Accountants also said the clerk of courts office needs to make changes as it pertains to unclaimed funds.
“Ohio Rev. Code Section 2335.34 and 2335.35 states that on the first Monday of January, the clerk of each common pleas court clerk, court of appeals clerk, probate judge clerk, sheriff shall make two certified lists of unclaimed fees and costs outstanding for one year, and post the list in her/his office and the courthouse for 30 days.”
“[RC 2335.34] After the forementioned 30 day period, the clerk or sheriff must pay the money to the county treasury. Each such officer shall indicate in her/his cashbook and docket the disposition of each unclaimed item. [RC 2335.35] The Clerk of Courts Legal Department did not follow procedures described in the above ORC requirements governing unclaimed costs and fees,” accountants noted in their management letter.
“The Clerk of Courts should post a list of unclaimed costs and fees as required by Ohio Revised Code, maintain record of such unclaimed costs and fees in cashbook and docket and pay money to the county treasury after the 30 day period.”
In addition to minute keeping changes in the board of elections, other suggestions for improvement mentioned in the letter:
— The clerk of courts should investigate whether checks issued more than six months ago can be collected. “We found checks that were older than six months and still outstanding. This could result in a misstatement of cash if these checks have little chance of clearing in the future. We recommend that outstanding checks that are older than six months be investigated to determine whether to void and reissue the amounts or deposit the amounts to an unclaimed monies fund.”
Another suggestion is that the clerk of courts ask National City Bank to provide corresponding fronts and back images of all checks deposited.

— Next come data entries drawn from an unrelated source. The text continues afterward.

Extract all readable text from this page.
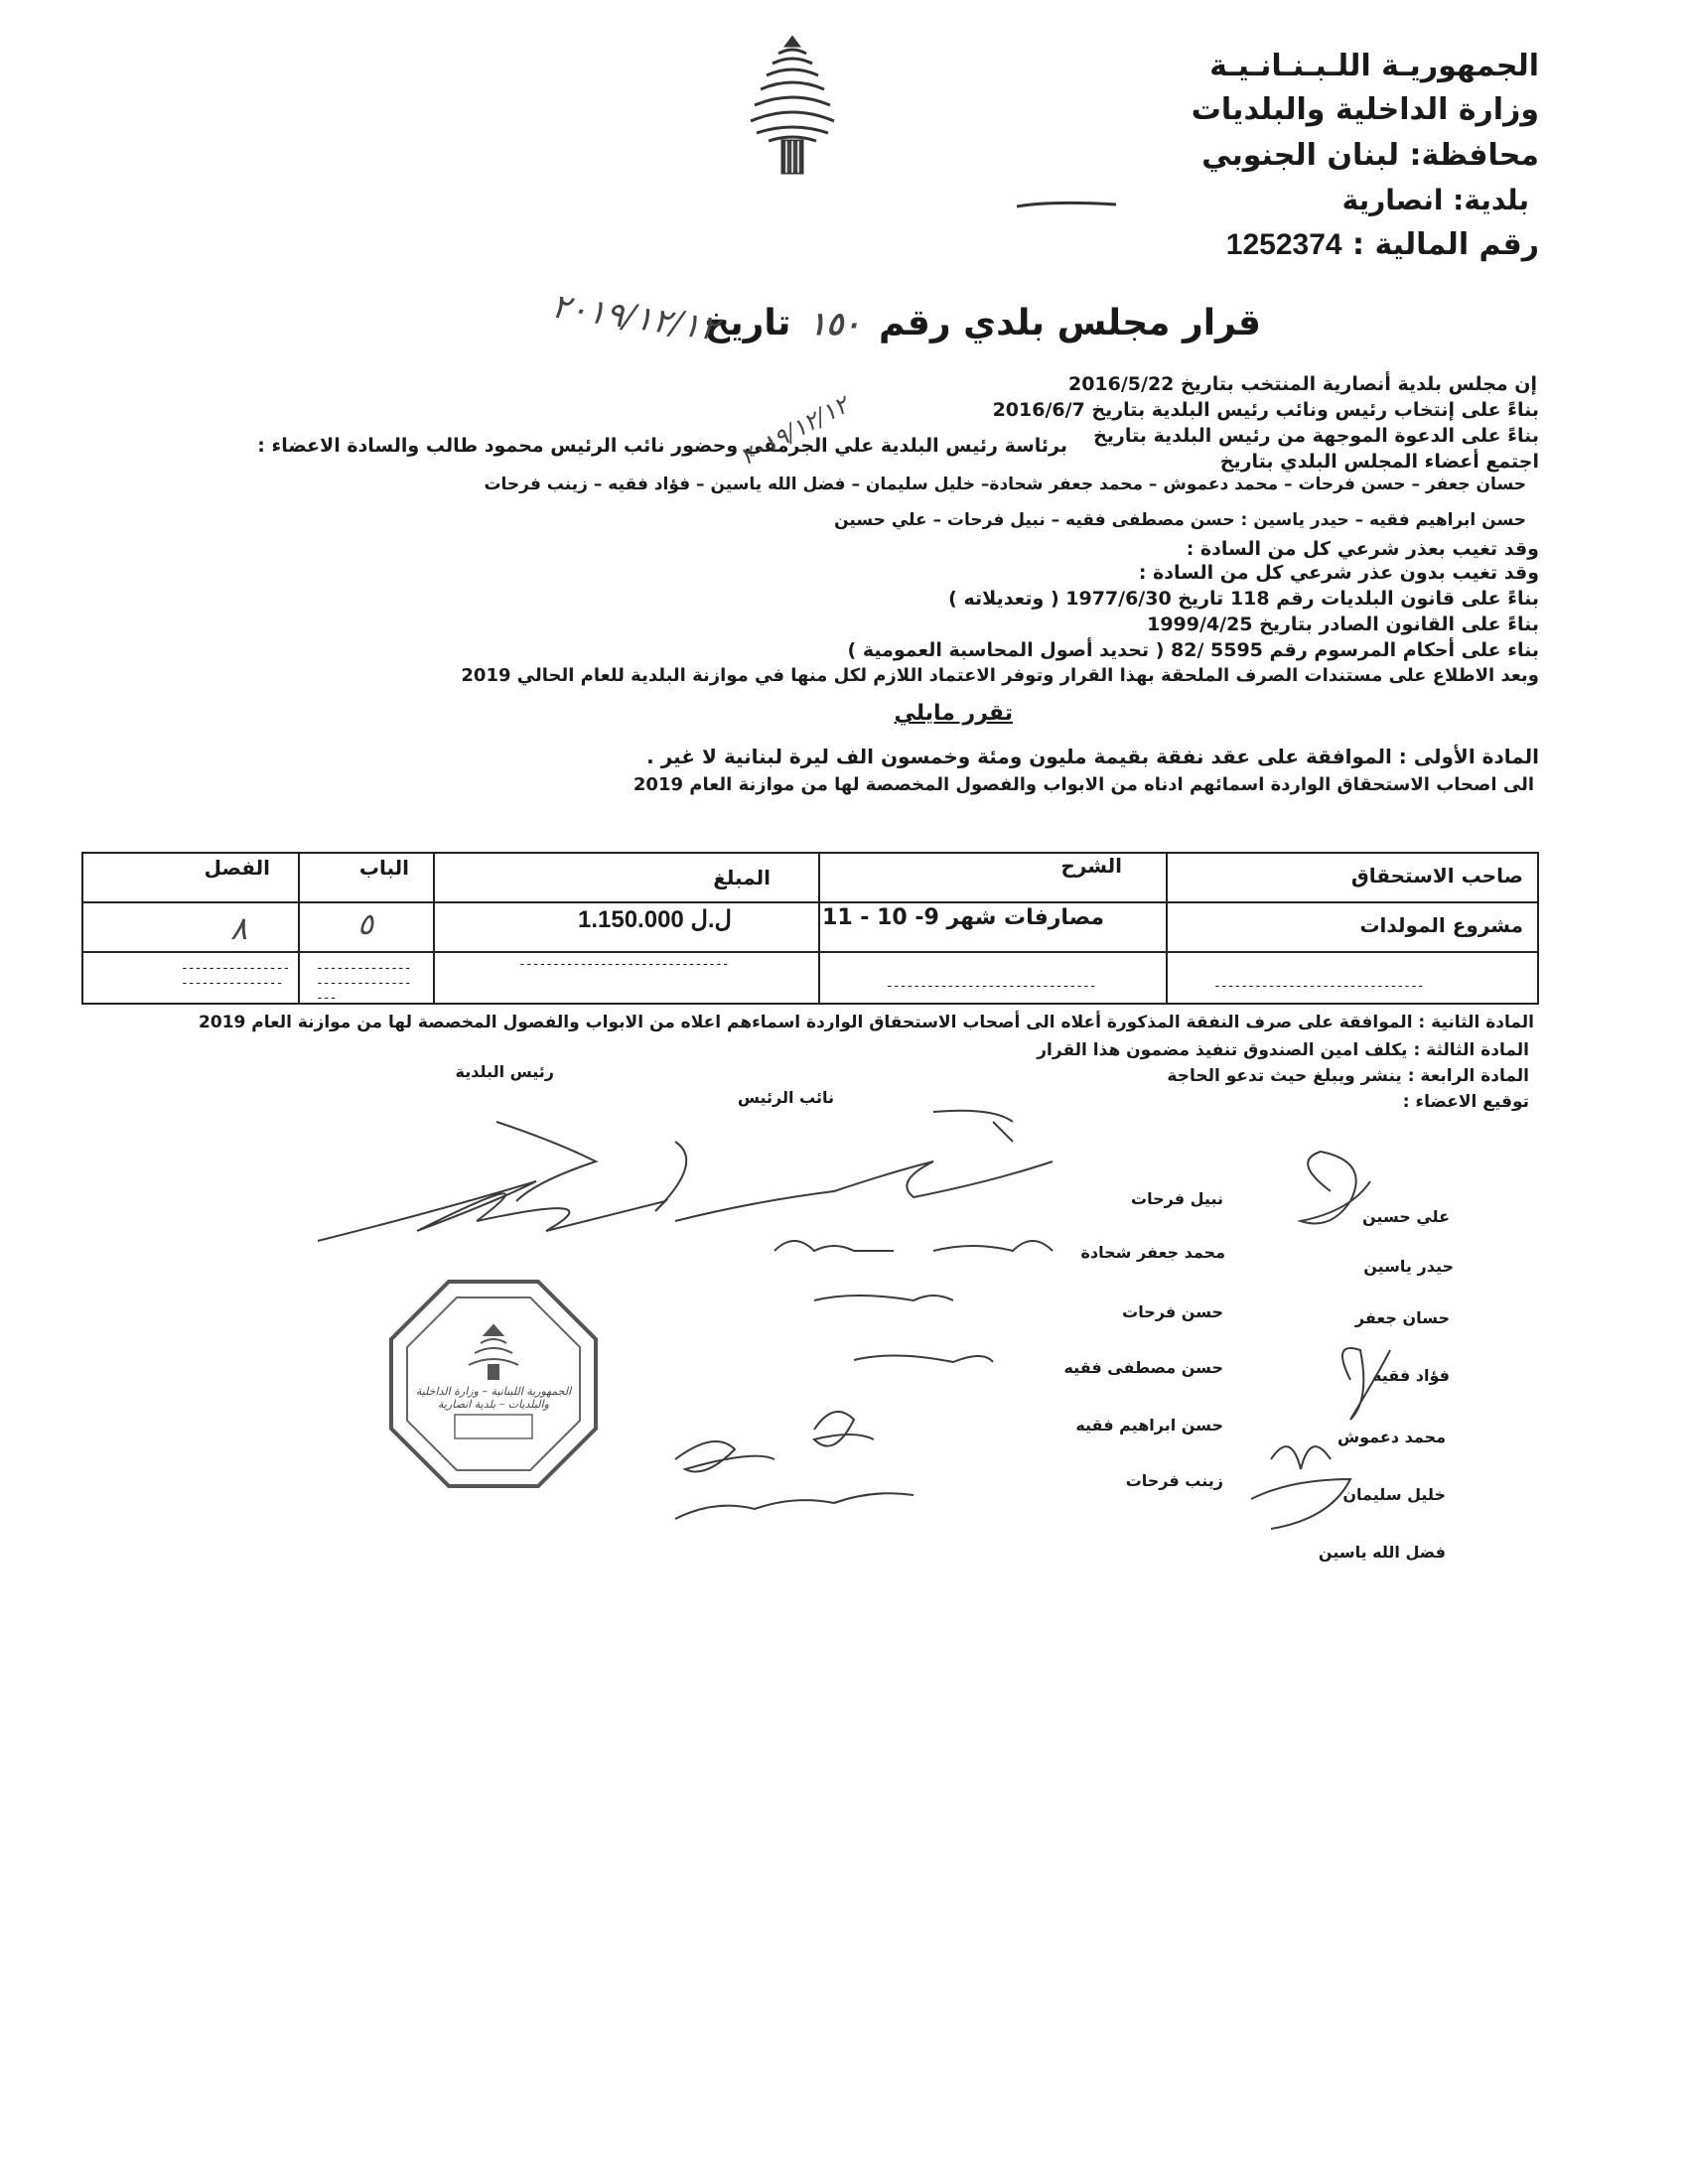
الجمهوريـة اللـبـنـانـيـة
وزارة الداخلية والبلديات
محافظة: لبنان الجنوبي
بلدية: انصارية
رقم المالية : 1252374
قرار مجلس بلدي رقم ١٥٠ تاريخ
٢٠١٩/١٢/١٢
إن مجلس بلدية أنصارية المنتخب بتاريخ 2016/5/22
بناءً على إنتخاب رئيس ونائب رئيس البلدية بتاريخ 2016/6/7
بناءً على الدعوة الموجهة من رئيس البلدية بتاريخ
اجتمع أعضاء المجلس البلدي بتاريخ
برئاسة رئيس البلدية علي الجرمقي وحضور نائب الرئيس محمود طالب والسادة الاعضاء :
حسان جعفر – حسن فرحات – محمد دعموش – محمد جعفر شحادة– خليل سليمان – فضل الله ياسين – فؤاد فقيه – زينب فرحات
حسن ابراهيم فقيه – حيدر ياسين : حسن مصطفى فقيه – نبيل فرحات – علي حسين
وقد تغيب بعذر شرعي كل من السادة :
وقد تغيب بدون عذر شرعي كل من السادة :
بناءً على قانون البلديات رقم 118 تاريخ 1977/6/30 ( وتعديلاته )
بناءً على القانون الصادر بتاريخ 1999/4/25
بناء على أحكام المرسوم رقم 5595 /82 ( تحديد أصول المحاسبة العمومية )
وبعد الاطلاع على مستندات الصرف الملحقة بهذا القرار وتوفر الاعتماد اللازم لكل منها في موازنة البلدية للعام الحالي 2019
٢٠١٩/١٢/١٢
تقرر مايلي
المادة الأولى : الموافقة على عقد نفقة بقيمة مليون ومئة وخمسون الف ليرة لبنانية لا غير .
الى اصحاب الاستحقاق الواردة اسمائهم ادناه من الابواب والفصول المخصصة لها من موازنة العام 2019
صاحب الاستحقاق
الشرح
المبلغ
الباب
الفصل
مشروع المولدات
مصارفات شهر 9- 10 - 11
1.150.000 ل.ل
٥
٨
-------------------------------
-------------------------------
-------------------------------
-------------------------------
-------------------------------
المادة الثانية : الموافقة على صرف النفقة المذكورة أعلاه الى أصحاب الاستحقاق الواردة اسماءهم اعلاه من الابواب والفصول المخصصة لها من موازنة العام 2019
المادة الثالثة : يكلف امين الصندوق تنفيذ مضمون هذا القرار
المادة الرابعة : ينشر ويبلغ حيث تدعو الحاجة
توقيع الاعضاء :
رئيس البلدية
نائب الرئيس
علي حسين
حيدر ياسين
حسان جعفر
فؤاد فقيه
محمد دعموش
خليل سليمان
فضل الله ياسين
نبيل فرحات
محمد جعفر شحادة
حسن فرحات
حسن مصطفى فقيه
حسن ابراهيم فقيه
زينب فرحات
الجمهورية اللبنانية – وزارة الداخلية والبلديات – بلدية انصارية
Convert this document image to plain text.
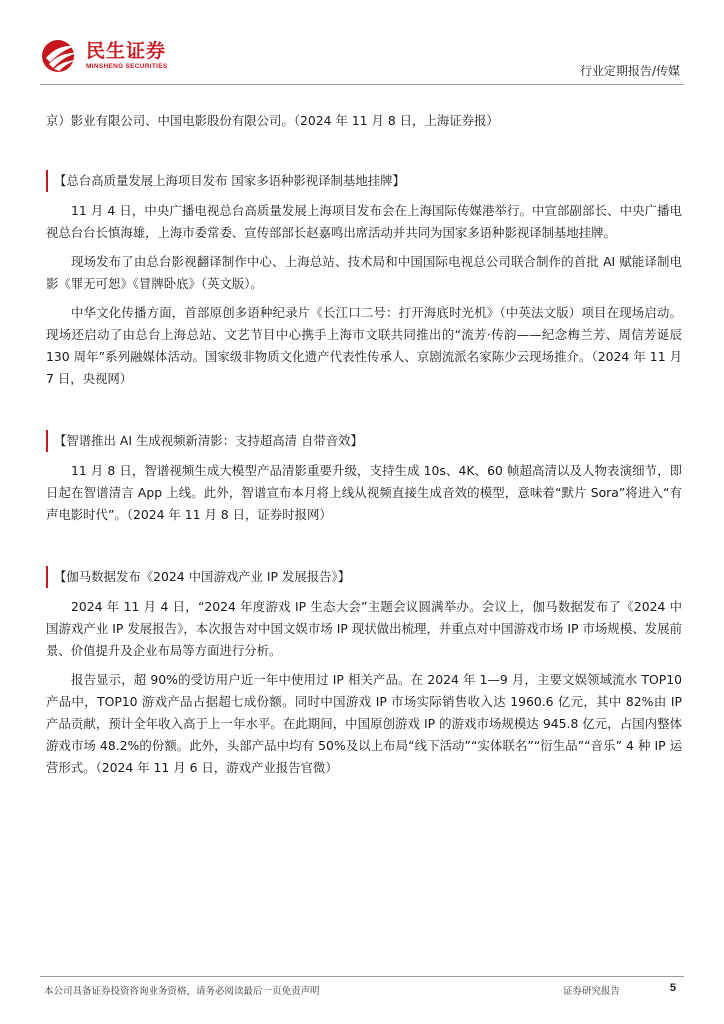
民生证券
MINSHENG SECURITIES	行业定期报告/传媒

京）影业有限公司、中国电影股份有限公司。（2024 年 11 月 8 日，上海证券报）

【总台高质量发展上海项目发布 国家多语种影视译制基地挂牌】

11 月 4 日，中央广播电视总台高质量发展上海项目发布会在上海国际传媒港举行。中宣部副部长、中央广播电视总台台长慎海雄，上海市委常委、宣传部部长赵嘉鸣出席活动并共同为国家多语种影视译制基地挂牌。

现场发布了由总台影视翻译制作中心、上海总站、技术局和中国国际电视总公司联合制作的首批 AI 赋能译制电影《罪无可恕》《冒牌卧底》（英文版）。

中华文化传播方面，首部原创多语种纪录片《长江口二号：打开海底时光机》（中英法文版）项目在现场启动。现场还启动了由总台上海总站、文艺节目中心携手上海市文联共同推出的“流芳·传韵——纪念梅兰芳、周信芳诞辰 130 周年”系列融媒体活动。国家级非物质文化遗产代表性传承人、京剧流派名家陈少云现场推介。（2024 年 11 月 7 日，央视网）

【智谱推出 AI 生成视频新清影：支持超高清 自带音效】

11 月 8 日，智谱视频生成大模型产品清影重要升级，支持生成 10s、4K、60 帧超高清以及人物表演细节，即日起在智谱清言 App 上线。此外，智谱宣布本月将上线从视频直接生成音效的模型，意味着“默片 Sora”将进入“有声电影时代”。（2024 年 11 月 8 日，证券时报网）

【伽马数据发布《2024 中国游戏产业 IP 发展报告》】

2024 年 11 月 4 日，“2024 年度游戏 IP 生态大会”主题会议圆满举办。会议上，伽马数据发布了《2024 中国游戏产业 IP 发展报告》，本次报告对中国文娱市场 IP 现状做出梳理，并重点对中国游戏市场 IP 市场规模、发展前景、价值提升及企业布局等方面进行分析。

报告显示，超 90%的受访用户近一年中使用过 IP 相关产品。在 2024 年 1—9 月，主要文娱领域流水 TOP10 产品中，TOP10 游戏产品占据超七成份额。同时中国游戏 IP 市场实际销售收入达 1960.6 亿元，其中 82%由 IP 产品贡献，预计全年收入高于上一年水平。在此期间，中国原创游戏 IP 的游戏市场规模达 945.8 亿元，占国内整体游戏市场 48.2%的份额。此外，头部产品中均有 50%及以上布局“线下活动”“实体联名”“衍生品”“音乐” 4 种 IP 运营形式。（2024 年 11 月 6 日，游戏产业报告官微）

本公司具备证券投资咨询业务资格，请务必阅读最后一页免责声明	证券研究报告	5
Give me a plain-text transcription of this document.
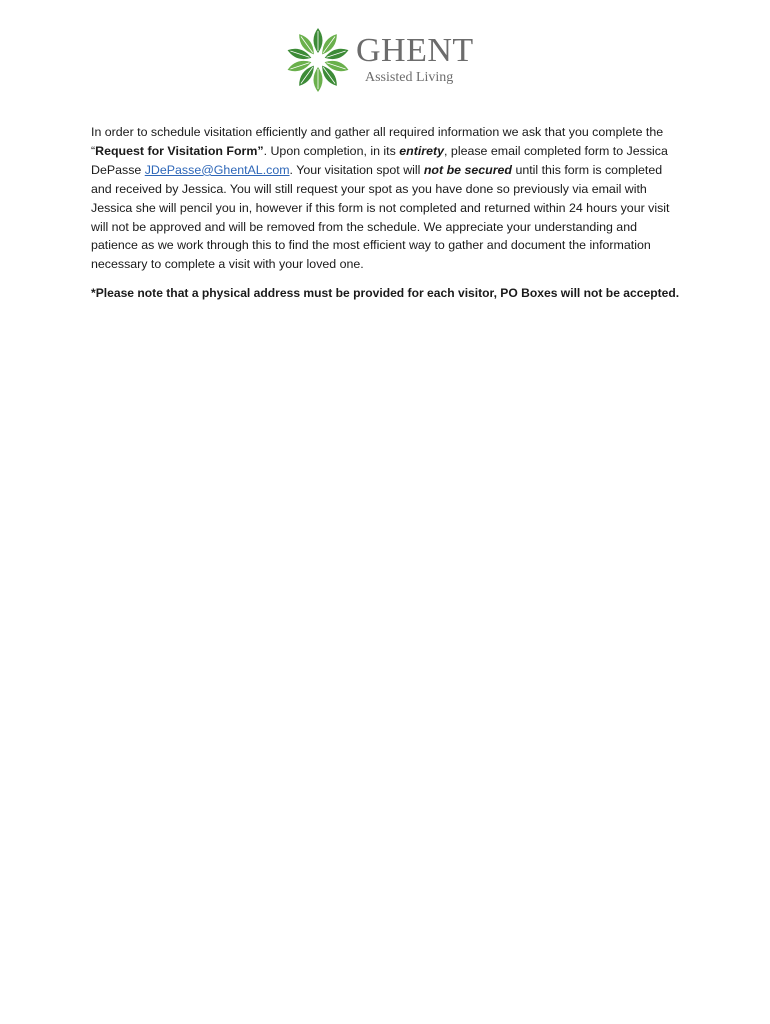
GHENT
Assisted Living

In order to schedule visitation efficiently and gather all required information we ask that you complete the “Request for Visitation Form”. Upon completion, in its entirety, please email completed form to Jessica DePasse JDePasse@GhentAL.com. Your visitation spot will not be secured until this form is completed and received by Jessica. You will still request your spot as you have done so previously via email with Jessica she will pencil you in, however if this form is not completed and returned within 24 hours your visit will not be approved and will be removed from the schedule. We appreciate your understanding and patience as we work through this to find the most efficient way to gather and document the information necessary to complete a visit with your loved one.

*Please note that a physical address must be provided for each visitor, PO Boxes will not be accepted.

“The clerk of courts title department does not receive copies of cancelled checks from National City Bank and therefore doe not maintain sufficient evidential matter as required by Auditor of State Bulletin previously mentioned. The clerk of courts should contact National City Bank and request that the Title Department be provided with an electronic image of the front and back side of all cancelled checks,” the letter stated.
— The county should have a written policy on travel reimbursement to make sure all travel costs meet the same county criteria.
— The Lawrence County Municipal Court should have bank reconciliations approved by two people, a move that would reduce the possibility of mistakes.
The letter did not note if any mistakes had been made as a result of this oversight.